Adicionalmente, a recolha de dados ocorreu num período específico, de janeiro a fevereiro de 2023. Esse intervalo de tempo pode não captar variações sazonais ou eventos contextuais que poderiam impactar a felicidade dos estudantes. Portanto, essas limitações devem ser cuidadosamente consideradas ao interpretar os resultados e as implicações do estudo, destacando a necessidade de cautela ao generalizar os achados para outros contextos ou populações.
Conclusões
Apesar dos resultados apontarem para estudantes felizes, é importante monitorizar esta variável para detetar precocemente mudanças que possam conduzir a alterações na saúde mental e bem-estar dos estudantes, de forma a introduzir atempadamente medidas corretivas.

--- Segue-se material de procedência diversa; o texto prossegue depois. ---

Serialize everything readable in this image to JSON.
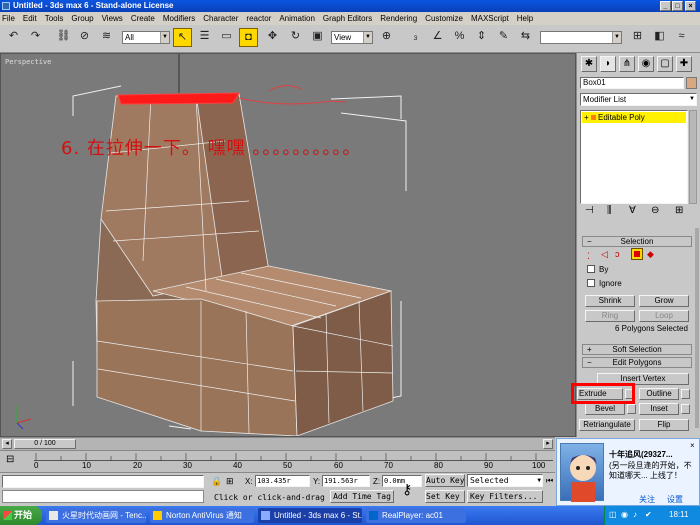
{
  "window": {
    "title": "Untitled - 3ds max 6 - Stand-alone License",
    "controls": [
      "_",
      "□",
      "×"
    ]
  },
  "menu": [
    "File",
    "Edit",
    "Tools",
    "Group",
    "Views",
    "Create",
    "Modifiers",
    "Character",
    "reactor",
    "Animation",
    "Graph Editors",
    "Rendering",
    "Customize",
    "MAXScript",
    "Help"
  ],
  "toolbar": {
    "filter_value": "All",
    "refcoord_value": "View"
  },
  "viewport": {
    "label": "Perspective",
    "annotation": "6. 在拉伸一下。  嘿嘿  。。。。。。。。。。"
  },
  "command_panel": {
    "object_name": "Box01",
    "object_color": "#d8a880",
    "modifier_list_label": "Modifier List",
    "stack_item": "Editable Poly",
    "selection": {
      "header": "Selection",
      "by_label": "By",
      "ignore_label": "Ignore",
      "shrink": "Shrink",
      "grow": "Grow",
      "ring": "Ring",
      "loop": "Loop",
      "status": "6 Polygons Selected"
    },
    "soft_selection_header": "Soft Selection",
    "edit_polygons": {
      "header": "Edit Polygons",
      "insert_vertex": "Insert Vertex",
      "extrude": "Extrude",
      "outline": "Outline",
      "bevel": "Bevel",
      "inset": "Inset",
      "retriangulate": "Retriangulate",
      "flip": "Flip"
    }
  },
  "timeline": {
    "frame_readout": "0 / 100",
    "ticks": [
      "0",
      "10",
      "20",
      "30",
      "40",
      "50",
      "60",
      "70",
      "80",
      "90",
      "100"
    ]
  },
  "status": {
    "x_label": "X:",
    "x_value": "103.435r",
    "y_label": "Y:",
    "y_value": "191.563r",
    "z_label": "Z:",
    "z_value": "0.0mm",
    "prompt": "Click or click-and-drag",
    "add_time_tag": "Add Time Tag",
    "auto_key": "Auto Key",
    "set_key": "Set Key",
    "selected_value": "Selected",
    "key_filters": "Key Filters..."
  },
  "qq_popup": {
    "title": "十年追风(29327...",
    "message": "(另一段旦逢的开始，不知道哪天... 上线了！",
    "btn_close": "关注",
    "btn_settings": "设置"
  },
  "taskbar": {
    "start": "开始",
    "tasks": [
      "火星时代动画网 - Tenc...",
      "Norton AntiVirus 通知",
      "Untitled - 3ds max 6 - St...",
      "RealPlayer: ac01"
    ],
    "clock": "18:11"
  }
}
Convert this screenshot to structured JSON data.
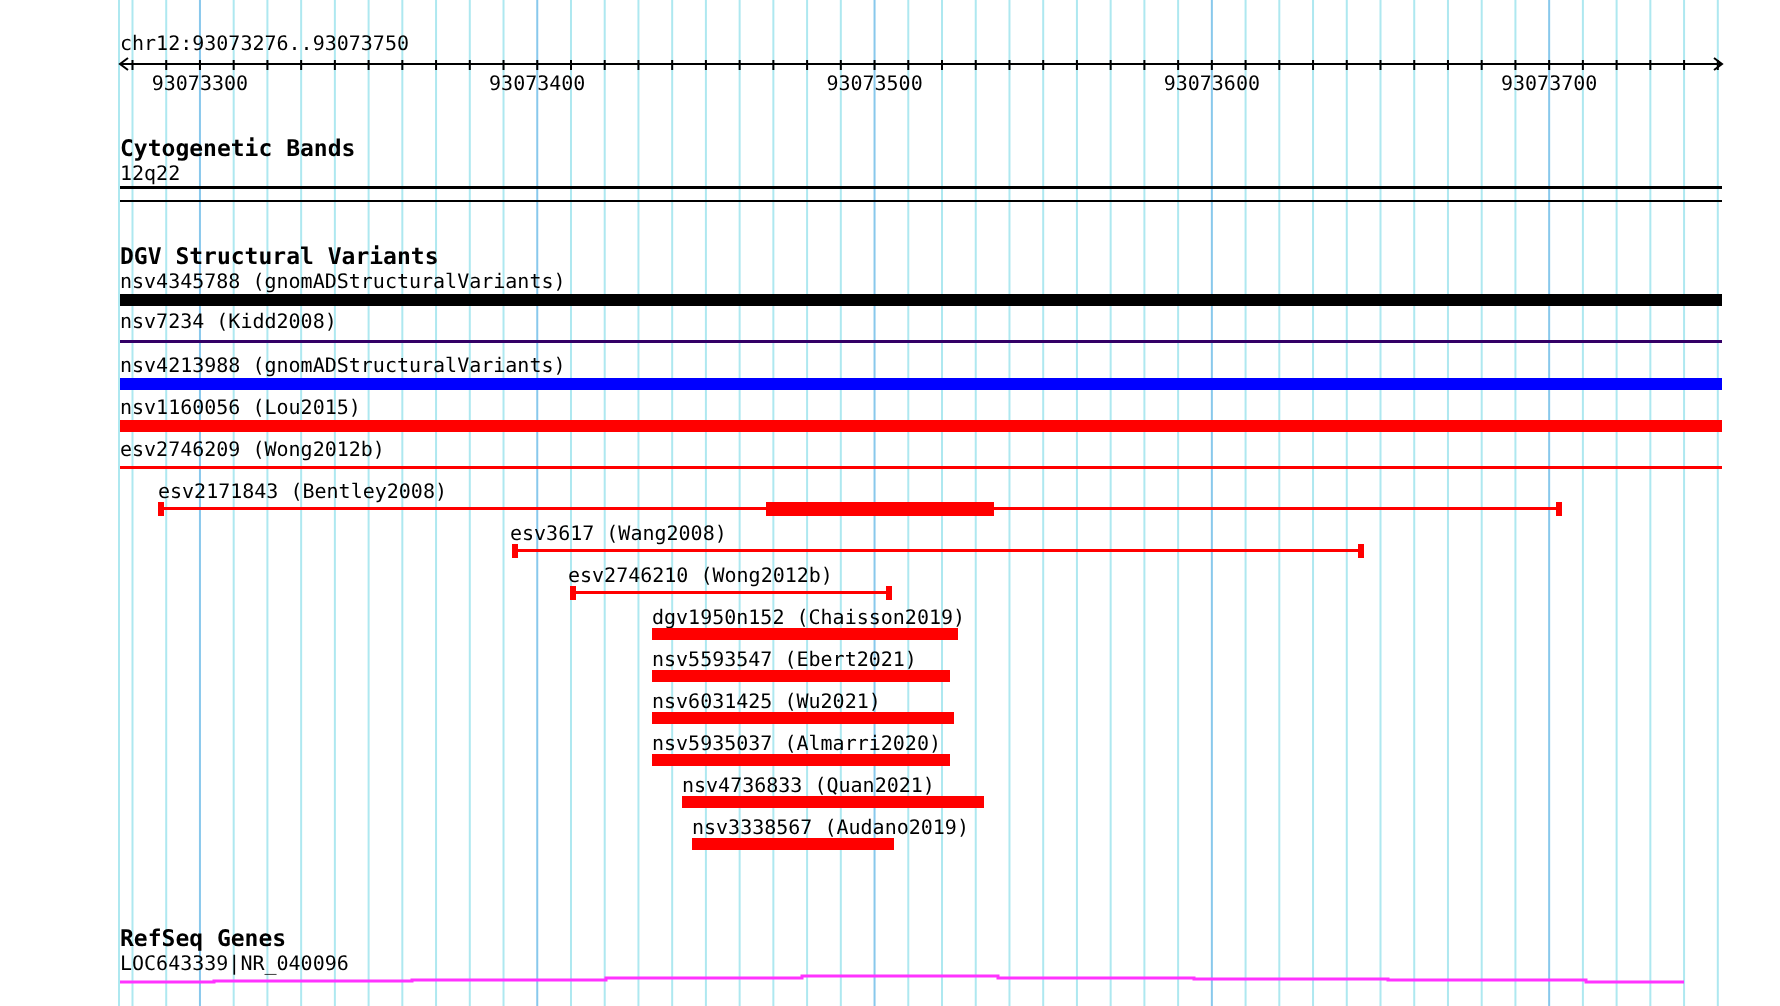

A continuidade de estudos nesta área, que considerem uma abordagem multidimensional, é necessária para aprofundar a compreensão sobre como diferentes variáveis podem interagir e contribuir para a felicidade dos estudantes e para contribuir para a implementação de estratégias eficazes no ambiente académico.
Implicações para a prática clínica
Estudantes felizes e mentalmente saudáveis tendem a apresentar melhor desempenho académico e clínico. Os estudantes dos cursos de saúde e os profissionais de saúde que são felizes e bem ajustados emocionalmente são mais propensos a demonstrar empatia e compaixão na sua relação com os utentes.
A felicidade dos estudantes de ensino superior na área da saúde é um aspeto crucial que merece atenção. As instituições de ensino superior, os docentes, os familiares, os pares, entre outros, devem implementar estratégias para melhorar o bem-estar desses estudantes, visando não apenas o seu sucesso académico, mas também a sua futura prática clínica e a qualidade dos cuidados que executarão. Fomentar um ambiente académico saudável e fornecer suporte adequado pode levar a uma geração de profissionais mais empáticos, resilientes e eficazes.